Evidence of innovation in promotion, design and marketing
As a small press, I take time to empower my authors. Book marketing is my specialism, and I give presentations to my authors which outline what they can be doing in person and online to give themselves as a brand and their book as their product, visibility. We cover PR and marketing techniques and assess where their skills are, and where they can add to existing marketing plans created by FOTW.
Our aim to be accessible and ethical extends to design considerations. We utilise a sense of fun and an in-yer-face quality with our distinctive cover font and we use the same bold font (our second house font for covers) to achieve a clean and modern feel. We also choose thick, FSC certified bookwove paper for our titles: a quality reading experience; pleasurable to hold and touch. Soft-touch lamination has been a new addition this year, as we improve on our book’s ‘keep-sake’ identities.
Particular success in marketing
The PR campaign for our December 2022 short story collection, ‘I Wanted To Be Close To You’ by debut author Katie Oliver resulted in our highest order from Waterstones head office & Blackwells to date: 200 copies. We presented the gothic, eco-focused short stories as dilemmas for booksellers to solve, subject lines reading as, ‘What would you do if your mother turned into a sunflower?’ and answered these questions within the bodies of emails! We also encouraged readers to post pictures of the book next to their potted plants (in the book these plants turn sinister and their spines grow legs…)
Partnerships and outreach:
We built fantastic university and school relationships this year, touring a university talk geared around practical skills for working within the editing and book sphere post-university (in the light of universities closing down English courses and departments due to government seeing the employability from these courses as low, and therefore classing the degrees as ‘low-value’, we saw a need for students to hear from a one woman publisher, and a self-starter in the industry with no prior industry experience.

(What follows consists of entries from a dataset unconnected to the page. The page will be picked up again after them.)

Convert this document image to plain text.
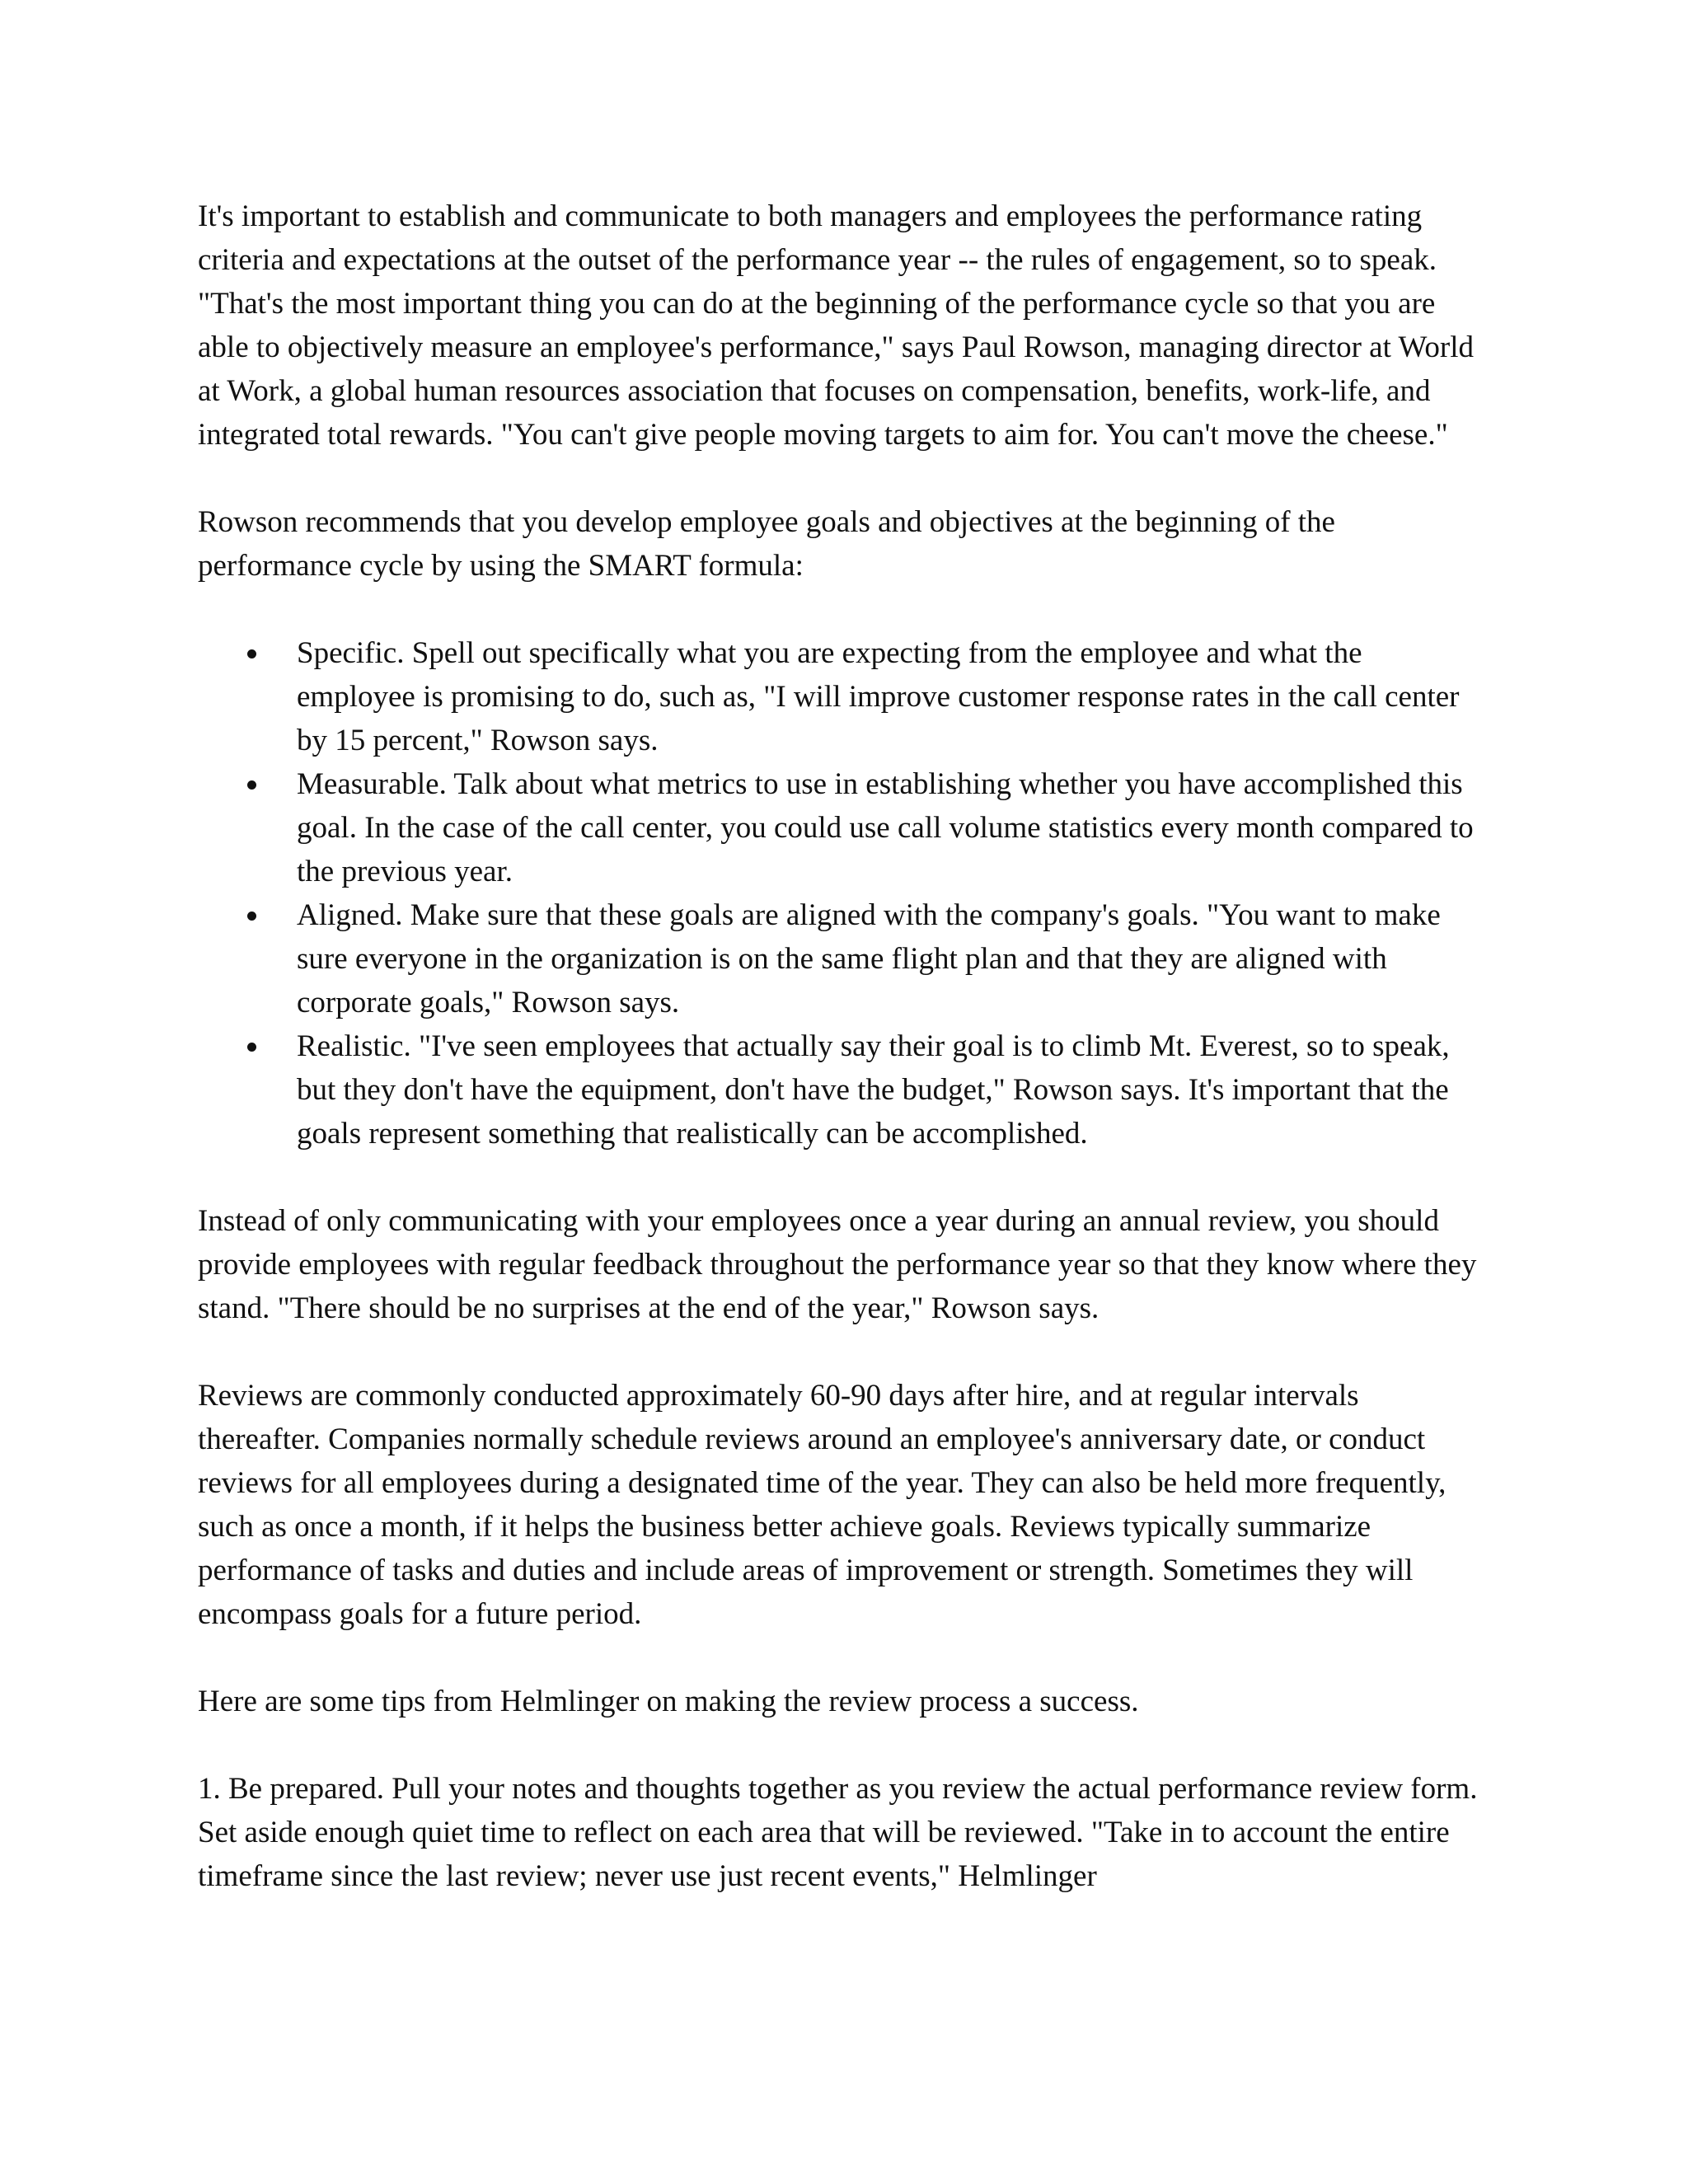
It's important to establish and communicate to both managers and employees the performance rating criteria and expectations at the outset of the performance year -- the rules of engagement, so to speak. "That's the most important thing you can do at the beginning of the performance cycle so that you are able to objectively measure an employee's performance," says Paul Rowson, managing director at World at Work, a global human resources association that focuses on compensation, benefits, work-life, and integrated total rewards. "You can't give people moving targets to aim for. You can't move the cheese."

Rowson recommends that you develop employee goals and objectives at the beginning of the performance cycle by using the SMART formula:

Specific. Spell out specifically what you are expecting from the employee and what the employee is promising to do, such as, "I will improve customer response rates in the call center by 15 percent," Rowson says.
Measurable. Talk about what metrics to use in establishing whether you have accomplished this goal. In the case of the call center, you could use call volume statistics every month compared to the previous year.
Aligned. Make sure that these goals are aligned with the company's goals. "You want to make sure everyone in the organization is on the same flight plan and that they are aligned with corporate goals," Rowson says.
Realistic. "I've seen employees that actually say their goal is to climb Mt. Everest, so to speak, but they don't have the equipment, don't have the budget," Rowson says. It's important that the goals represent something that realistically can be accomplished.

Instead of only communicating with your employees once a year during an annual review, you should provide employees with regular feedback throughout the performance year so that they know where they stand. "There should be no surprises at the end of the year," Rowson says.

Reviews are commonly conducted approximately 60-90 days after hire, and at regular intervals thereafter. Companies normally schedule reviews around an employee's anniversary date, or conduct reviews for all employees during a designated time of the year. They can also be held more frequently, such as once a month, if it helps the business better achieve goals. Reviews typically summarize performance of tasks and duties and include areas of improvement or strength. Sometimes they will encompass goals for a future period.

Here are some tips from Helmlinger on making the review process a success.

1. Be prepared. Pull your notes and thoughts together as you review the actual performance review form. Set aside enough quiet time to reflect on each area that will be reviewed. "Take in to account the entire timeframe since the last review; never use just recent events," Helmlinger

We also toured workshops for years 9 and 10 surrounding National Poetry Day’s theme of the environment, visiting schools in the Midlands and the north, armed with our flagship Ecopoetry and artwork anthology ‘Planet in Peril’, which fundraises for WWF. Feedback from teachers was that they found out about FOTW through being a writer themselves, and that they use our Ecopoetry books as inspiration for students within their syllabus. Indeed, we are seeing more educational institutions across secondary schools and university degrees using our titles within their teaching frameworks in 2022.
A note on novels for 2022:
FOTW is new to the fiction sphere, and so, as we did with the short stories, we chose to build up our visibility as a publisher of novels slowly, publishing two in 2022 (and with 2023 taking on four novelists). As a political publisher, the sphere of fiction is an exciting one: with ‘Man at Sea’, we approached politics with a more obvious approach, with the novel spanning twenty years from WW2, from Malta to Scotland. With ‘Disobedient Women’, the war is very much of culture and faith. Both offer challenging questions whilst being a thoroughly enjoyable and engrossing story, with multiple storylines to keep a reader engaged. Our aim with novels going forward is that they become a staple of book groups: much-loved for memorable characters, perhaps even enjoyed as amusing and satirical plots, but with a real meat to their subject matters.
So that’s our year in review! It could never cover everything, and indeed I feel like I’ve missed half of what I did, but it has been a year of resilience and I’ve ended the year with an immense gratitude to my talented authors and the people who make FOTW what it is - it is nothing without the community.
Thank you.
Isabelle x
Congratulations on the hard work! You guys do a great job!